A vast network of high-tech surveillance cameras that allows Chicago police to zoom in on a crime in progress and track suspects across the city is raising privacy concerns.
Chicago's path to becoming the most-watched US city began in 2003 when police began installing cameras with flashing blue lights at high-crime intersections.
The city has now linked more than 10,000 public and privately owned surveillance cameras in a system dubbed Operation Virtual Shield, according to a report published Tuesday by the American Civil Liberties Union.
At least 1,250 of them are powerful enough to zoom in and read the text of a book.
The sophisticated system is also capable of automatically tracking people and vehicles out of the range of one camera and into another and searching for images of interest like an unattended package or a particular license plate.

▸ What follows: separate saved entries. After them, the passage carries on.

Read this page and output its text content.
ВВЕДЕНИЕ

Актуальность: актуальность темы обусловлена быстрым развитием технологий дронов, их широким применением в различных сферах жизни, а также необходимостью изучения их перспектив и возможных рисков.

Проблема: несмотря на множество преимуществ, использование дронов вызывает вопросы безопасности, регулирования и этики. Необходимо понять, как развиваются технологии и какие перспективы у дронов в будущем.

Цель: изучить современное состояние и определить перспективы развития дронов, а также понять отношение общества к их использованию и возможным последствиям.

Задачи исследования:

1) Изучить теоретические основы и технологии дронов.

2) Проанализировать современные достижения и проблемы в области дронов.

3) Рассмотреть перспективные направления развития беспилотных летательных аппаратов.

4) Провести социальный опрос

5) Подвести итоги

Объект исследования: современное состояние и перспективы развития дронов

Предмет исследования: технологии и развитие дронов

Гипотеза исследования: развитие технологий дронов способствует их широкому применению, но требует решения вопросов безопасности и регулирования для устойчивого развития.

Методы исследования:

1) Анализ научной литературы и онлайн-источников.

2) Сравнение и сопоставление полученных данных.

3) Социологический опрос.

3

"Given Chicago's history of unlawful political surveillance, including the notorious 'Red Squad,' it is critical that appropriate controls be put in place to rein in these powerful and pervasive surveillance cameras now available to law enforcement throughout the City," said Harvey Grossman, legal director of the ACLU of Illinois.
The Chicago police "Red Squad" program from the 1920s through the 1970s spied on and maintained dossiers about thousands of individuals and groups in an effort to find communists and other subversives.
Outgoing mayor Richard Daley has long championed the cameras as crime-fighting tools and said he would like to see one on every street corner.
Chicago police say the cameras have led to 4,500 arrests in the last four years.
But the ACLU said the $60 million spent on the system would be better spent filling the 1,000 vacancies in the Chicago police force.
It urged the city to impose a moratorium on new cameras and implement new policies to prevent the misuse of cameras, such as prohibiting filming of private areas like the inside of a home and limiting the dissemination of recorded images.
"Our city needs to change course, before we awake to find that we cannot walk into a book store or a doctor's office free from the government's watchful eye," the ACLU said.
A police spokeswoman said the department regularly reviews its policies and maintains an "open dialogue" with the ACLU.
"The Chicago Police Department is committed to safeguarding the civil liberties of city residents and visitors alike," Lieutenant Maureen Biggane said in an e-mail.
"Public safety is a responsibility of paramount importance and we are fully committed to protecting the public from crime, and upholding the constitutional rights of all."